Objective: The objective of the study are to audit our experience of the management of cases presenting with operative complications requiring acute re operation and to identify the factors resulting in the first operation failure requiring re-exploration. Study Design: A prospective observational/analytical study. Place and duration: Acute re-operative abdominal surgery during two years period 2002-2003 in surgical Unit 1 Allied hospital, Faisalabad.
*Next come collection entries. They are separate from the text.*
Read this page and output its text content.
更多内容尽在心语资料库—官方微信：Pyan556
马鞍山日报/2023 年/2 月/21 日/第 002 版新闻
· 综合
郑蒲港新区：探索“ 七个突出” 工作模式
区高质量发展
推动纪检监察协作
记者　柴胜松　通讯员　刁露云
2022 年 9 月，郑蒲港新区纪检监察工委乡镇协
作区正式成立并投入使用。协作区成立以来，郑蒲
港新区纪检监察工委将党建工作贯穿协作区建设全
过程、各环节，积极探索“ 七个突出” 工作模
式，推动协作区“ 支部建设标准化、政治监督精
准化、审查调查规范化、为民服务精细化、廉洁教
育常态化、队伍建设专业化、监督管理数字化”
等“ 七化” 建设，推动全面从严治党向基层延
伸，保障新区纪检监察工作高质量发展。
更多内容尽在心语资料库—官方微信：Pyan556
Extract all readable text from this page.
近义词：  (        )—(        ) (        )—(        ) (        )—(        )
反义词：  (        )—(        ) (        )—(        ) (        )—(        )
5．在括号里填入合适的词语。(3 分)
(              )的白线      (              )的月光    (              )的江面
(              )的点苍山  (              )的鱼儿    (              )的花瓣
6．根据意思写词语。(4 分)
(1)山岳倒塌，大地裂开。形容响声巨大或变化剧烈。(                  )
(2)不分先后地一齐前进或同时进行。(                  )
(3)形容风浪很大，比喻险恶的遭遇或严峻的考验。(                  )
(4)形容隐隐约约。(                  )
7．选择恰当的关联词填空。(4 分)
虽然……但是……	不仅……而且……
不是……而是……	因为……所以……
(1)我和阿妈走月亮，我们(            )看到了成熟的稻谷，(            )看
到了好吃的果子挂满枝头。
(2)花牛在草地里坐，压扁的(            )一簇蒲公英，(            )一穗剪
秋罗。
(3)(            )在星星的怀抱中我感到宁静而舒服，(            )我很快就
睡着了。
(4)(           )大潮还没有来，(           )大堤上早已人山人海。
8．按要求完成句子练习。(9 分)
Patient and methods: All the cases which were re-explored after abdominal surgery admitted in surgical unit 1, Allied hospital, Faisalabad are included in the study. Results: The cases fall in three categories, trauma cases (29) 33.71%, non trauma emergency cases (32) 37.25 and elective surgery cases (25) 29.1%. The incidence of our own unit cases subjected to re-operation is 21.9% (24). The presenting pathologies after first operation are in 6 groups; Gastrointestinal fistulas (38 cases) 41.8%, bowel obstruction (7 cases) 8.15%, abdominal abscesses (12 cases) 13.9%, bleeding (18 cases) 20.9%, miscellaneous (biliary and G.U.) (8 cases) 9.35, abdominal wound dehiscence and evisceration (3 cases) 3.6%. Total of 136 complications are in 70 cases. Mortality of 7 cases (8.14) is shared by the semi-trained surgeons, Medical officer operators(6 cases) and the trainee surgeons(1 case).Incidence of mortality in elective surgery cases is 4% in trauma cases 10.34%,non trauma emergency cases 9.4%. Intensive resuscitation including nutritional support, team of senior consultants doing the re-operation, intraoperative and post operative monitoring are the hallmarks of the management. Conclusion: Training and retraining (continuous medical education) of surgeons and regionalization of trauma cases are recommended. The facilities for less invasive procedures blessed with low morbidity and very low mortality will shrink this list of re-operations.